Puisque la technologie est de plus en plus critique pour le bon fonctionnement des économies contemporaines, elle devient donc un secteur stratégique à conserver de part et d’autre du globe. À ce sujet, Christophe Depeux félicite une initiative récente de Capgemini et Orange : le projet “Bleu” a l’intention de créer un “cloud de confiance” pour la France, sans pour autant écarter les experts non-européens du domaine. En effet, Microsoft y est inclus, mais les données françaises hébergées dans ses datacenters devraient être protégées de toute loi extraterritoriale.

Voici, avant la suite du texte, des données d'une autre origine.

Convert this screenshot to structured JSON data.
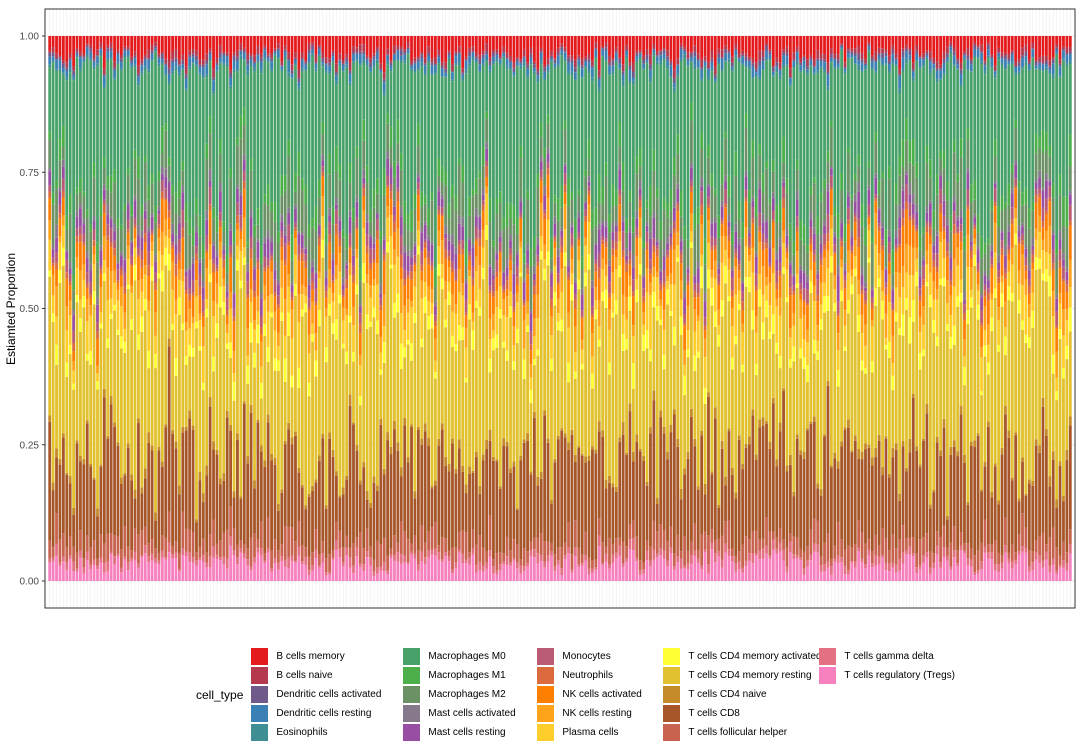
{
  "chart_data": {
    "type": "bar",
    "stacked": true,
    "ylabel": "Estiamted Proportion",
    "xlabel": "",
    "ylim": [
      0,
      1
    ],
    "yticks": [
      "0.00",
      "0.25",
      "0.50",
      "0.75",
      "1.00"
    ],
    "sample_count": 300,
    "x_tick_labels_shown": false,
    "grid": "both",
    "legend": {
      "title": "cell_type",
      "position": "bottom"
    },
    "stack_order_bottom_to_top": [
      "T cells regulatory (Tregs)",
      "T cells gamma delta",
      "T cells follicular helper",
      "T cells CD8",
      "T cells CD4 naive",
      "T cells CD4 memory resting",
      "T cells CD4 memory activated",
      "Plasma cells",
      "NK cells resting",
      "NK cells activated",
      "Neutrophils",
      "Monocytes",
      "Mast cells resting",
      "Mast cells activated",
      "Macrophages M2",
      "Macrophages M1",
      "Macrophages M0",
      "Eosinophils",
      "Dendritic cells resting",
      "Dendritic cells activated",
      "B cells naive",
      "B cells memory"
    ],
    "series": [
      {
        "name": "B cells memory",
        "color": "#E41A1C",
        "mean": 0.03
      },
      {
        "name": "B cells naive",
        "color": "#B4394F",
        "mean": 0.008
      },
      {
        "name": "Dendritic cells activated",
        "color": "#6F5A8A",
        "mean": 0.005
      },
      {
        "name": "Dendritic cells resting",
        "color": "#3A80B4",
        "mean": 0.01
      },
      {
        "name": "Eosinophils",
        "color": "#3E8E94",
        "mean": 0.004
      },
      {
        "name": "Macrophages M0",
        "color": "#47A168",
        "mean": 0.2
      },
      {
        "name": "Macrophages M1",
        "color": "#4DAF4A",
        "mean": 0.025
      },
      {
        "name": "Macrophages M2",
        "color": "#6C9165",
        "mean": 0.05
      },
      {
        "name": "Mast cells activated",
        "color": "#86798C",
        "mean": 0.01
      },
      {
        "name": "Mast cells resting",
        "color": "#984EA3",
        "mean": 0.02
      },
      {
        "name": "Monocytes",
        "color": "#BA5B75",
        "mean": 0.015
      },
      {
        "name": "Neutrophils",
        "color": "#DB6B3F",
        "mean": 0.01
      },
      {
        "name": "NK cells activated",
        "color": "#FF7F00",
        "mean": 0.03
      },
      {
        "name": "NK cells resting",
        "color": "#FFA41A",
        "mean": 0.03
      },
      {
        "name": "Plasma cells",
        "color": "#FFCE2B",
        "mean": 0.04
      },
      {
        "name": "T cells CD4 memory activated",
        "color": "#FFFF33",
        "mean": 0.02
      },
      {
        "name": "T cells CD4 memory resting",
        "color": "#E2C12E",
        "mean": 0.22
      },
      {
        "name": "T cells CD4 naive",
        "color": "#C58B2A",
        "mean": 0.01
      },
      {
        "name": "T cells CD8",
        "color": "#A65628",
        "mean": 0.14
      },
      {
        "name": "T cells follicular helper",
        "color": "#C7634E",
        "mean": 0.03
      },
      {
        "name": "T cells gamma delta",
        "color": "#E47083",
        "mean": 0.01
      },
      {
        "name": "T cells regulatory (Tregs)",
        "color": "#F781BF",
        "mean": 0.03
      }
    ]
  }
}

« Il faut sortir de cette vision manichéenne entre le cloud européen et les clouds chinois-américains, complète Christophe Depeux. Nous avons besoin d’une approche pragmatique pour mieux comprendre les usages et les besoins des entreprises et administrations européennes ». Ce dernier finit par évoquer le grand projet en la matière : Gaia-X. Une « formidable initiative » qui inclut également des hyperscalers, suscitant d’ailleurs de nombreux doutes quant à sa nature souveraine.
David O’Sullivan est du même avis sur la pertinence du projet Gaia-X. En revanche, il émet quelques réserves sur le fait de voir l’Europe essayer de recréer ce qui est déjà présent à l’étranger, avec une avance considérable. « Il vaudrait mieux prendre de l’avance sur des secteurs qui n’ont pas encore émergé, insiste-t-il. Le plus important est d’aider les entreprises européennes à s’investir dans des secteurs technologiques d’avenir. » L’Europe devrait donc encourager la culture d’innovation et donner le capital nécessaire pour faire émerger des grands acteurs de la tech sur des tendances qui transformeront notre vie économique – comme les batteries électriques ou encore l’internet des objets par exemple.

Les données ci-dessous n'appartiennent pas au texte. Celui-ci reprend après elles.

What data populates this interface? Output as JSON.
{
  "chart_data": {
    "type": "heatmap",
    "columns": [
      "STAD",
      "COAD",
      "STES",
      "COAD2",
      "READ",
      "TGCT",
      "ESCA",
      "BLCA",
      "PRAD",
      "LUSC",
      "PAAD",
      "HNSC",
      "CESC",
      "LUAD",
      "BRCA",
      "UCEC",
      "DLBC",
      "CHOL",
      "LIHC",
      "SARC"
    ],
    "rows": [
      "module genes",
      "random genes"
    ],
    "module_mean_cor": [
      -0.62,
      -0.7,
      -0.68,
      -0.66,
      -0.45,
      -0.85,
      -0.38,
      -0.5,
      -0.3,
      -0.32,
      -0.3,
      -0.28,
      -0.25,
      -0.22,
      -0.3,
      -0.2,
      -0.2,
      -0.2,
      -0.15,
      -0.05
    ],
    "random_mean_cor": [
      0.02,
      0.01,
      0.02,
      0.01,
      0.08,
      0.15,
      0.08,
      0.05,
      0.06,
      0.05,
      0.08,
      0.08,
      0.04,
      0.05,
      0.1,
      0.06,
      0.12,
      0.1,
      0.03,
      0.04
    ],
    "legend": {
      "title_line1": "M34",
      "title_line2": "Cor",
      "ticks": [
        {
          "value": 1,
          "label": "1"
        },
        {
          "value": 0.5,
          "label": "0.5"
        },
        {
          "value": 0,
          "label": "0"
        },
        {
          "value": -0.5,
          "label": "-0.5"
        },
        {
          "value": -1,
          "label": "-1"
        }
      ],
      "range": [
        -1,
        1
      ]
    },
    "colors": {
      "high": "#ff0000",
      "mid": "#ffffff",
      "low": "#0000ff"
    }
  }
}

Émilie Mouren-Renouard pense aussi que l’Europe a souvent trop tendance à se comparer aux Américains et qu’elle « a des cartes à jouer sur des secteurs technologiques clés ». Elle prend l’exemple du domaine de la cybersécurité qui devient de plus en plus critique avec la recrudescence des attaques par ransomware et la sophistication des moyens employés dans des cyberattaques à grande échelle – comme la récente attaque de Colonial Pipeline, l’entreprise gestionnaire du plus gros oléoduc des États-Unis.
À lire aussi : Est-ce que les cyberassurances facilitent la tâche aux ransomers ?
Le débat est clôturé par Joëlle Toledano qui expose l’impact conséquent des Gafam sur notre vie économique mais aussi politique et sociale, notamment par le biais des réseaux sociaux. Il y a selon elle, un réel risque de verrouillage de notre économie et de notre innovation, indépendamment de nos lois. « C’est le moment de fixer la limite, de s’intéresser à la régulation, voire au démantèlement, ajoute-t-elle. Il s’agit d’assurer une concurrence équitable, d’améliorer la qualité des services ouverts et prévoir une bonne application des lois pour que les entreprises européennes puissent se développer ».
Enfin, la Professeure émérite d’Économie rappelle qu’il est encourageant de voir de plus en plus de licornes européennes apparaître… tout en faisant preuve de pragmatisme. Les monopoles des géants sont tels, qu’il est quasiment impossible de concurrencer Amazon sur la logistique ou encore Google sur le Search. « Il faut se servir des armes réglementaires et économiques pour limiter les abus de position dominante, conclut-elle. Créer des grands acteurs européens de la Tech c’est possible, mais il va falloir être patient… »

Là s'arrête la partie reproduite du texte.